Badhaai Do told you a lot about itself through its trailer– you know there is going to be a lot of comedy and humour but somewhere along the way you will learn a strong message. On top of that, it sounds so similar to Badhaai Ho and you are right in your guess.
Bollywood’s technique of blending entertainment with subjects that are often brushed under the carpet is performing really well. Shubh Mangal Savdhaan, Badhaai Ho, Mimi, Bala, etc. are some examples.
Directed by Harshavardhan Kulkarni, Badhaai Do serves as a spiritual sequel to Badhaai Ho. Similar to that film, you will have full entertainment and comedy which is a unique characteristic of our Hindi films and especially when you have Rajkummar Rao, Bhumi Padnekar, Seema Pahwa (yes, from Shubh Mangal Saavdhan and Bareilly ki Barfi) and Sheeba Chaddha, who also starred in Badhaai Ho, you know you are in for a treat!

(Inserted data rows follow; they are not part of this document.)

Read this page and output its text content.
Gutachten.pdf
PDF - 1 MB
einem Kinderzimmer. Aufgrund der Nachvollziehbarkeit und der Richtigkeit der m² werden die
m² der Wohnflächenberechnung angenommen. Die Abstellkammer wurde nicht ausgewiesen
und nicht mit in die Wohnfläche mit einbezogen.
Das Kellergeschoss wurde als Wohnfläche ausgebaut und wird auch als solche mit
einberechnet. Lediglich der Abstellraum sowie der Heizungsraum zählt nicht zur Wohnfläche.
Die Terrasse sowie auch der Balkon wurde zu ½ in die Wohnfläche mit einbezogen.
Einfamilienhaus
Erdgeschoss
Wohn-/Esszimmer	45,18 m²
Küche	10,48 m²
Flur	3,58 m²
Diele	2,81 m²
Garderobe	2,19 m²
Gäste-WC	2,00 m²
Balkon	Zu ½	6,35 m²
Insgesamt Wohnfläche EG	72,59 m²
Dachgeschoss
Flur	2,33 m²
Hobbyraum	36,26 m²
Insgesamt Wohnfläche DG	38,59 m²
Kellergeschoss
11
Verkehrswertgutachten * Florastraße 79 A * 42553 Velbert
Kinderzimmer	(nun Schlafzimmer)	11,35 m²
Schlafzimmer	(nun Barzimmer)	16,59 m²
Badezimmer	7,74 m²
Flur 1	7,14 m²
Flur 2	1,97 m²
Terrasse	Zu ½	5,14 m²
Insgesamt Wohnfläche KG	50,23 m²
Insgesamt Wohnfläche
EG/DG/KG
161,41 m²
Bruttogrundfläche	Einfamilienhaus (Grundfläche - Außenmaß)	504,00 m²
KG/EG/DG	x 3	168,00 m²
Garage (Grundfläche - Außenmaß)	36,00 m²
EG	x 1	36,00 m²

So, we began the review with the cast and the ensemble cast gave an extraordinary performance. Rajkummar Rao takes the role of Shardul Thakur who is a sub-inspector, currently posted in a women’s police station in Dehradun. The setting of the film plays an essential role in connecting the message of the film to a small town where the concept of lesbian and gay isn’t even heard, let alone practised.
Suman Singh played by Bhumi Padnekar, is a PT teacher in a school and both the lead characters are in their thirties and obviously have the societal pressure to get married soon.
Shardul’s aunt and his widowed mother are desperately trying to find a partner for him and Suman’s mother is busy doing the same while also shaming her job for not earning her enough money. But Shardul and Suman are not your regular adults who reject the notion of marriage because it’s mainstream and one day fall in love at first sight. Shardul is gay, Suman is lesbian.
They meet and decide to enter into a “lavender marriage” or basically a marriage that helps them to conceal their real sexual identity. A clever plan for sure, but one that won’t work with the nosy society.
Nevertheless, they keep up with the disguise but things go out of control when Suman meets Rimjhim, a pathology lab assistant, and falls for her. Rimjhim moves in with them– but neighbours worry about our problems more than us and Shardul lives in a police colony. The façade of being happily married seems harder to be maintained as the deputy superintendent lives right beneath them.
Humour is the main tool the film uses and even in serious moments, it sticks to its light-heartedness. The songs are mostly around love but not in a way that they attempt to break gay-lesbian prejudices but maintain the normality of love along the way.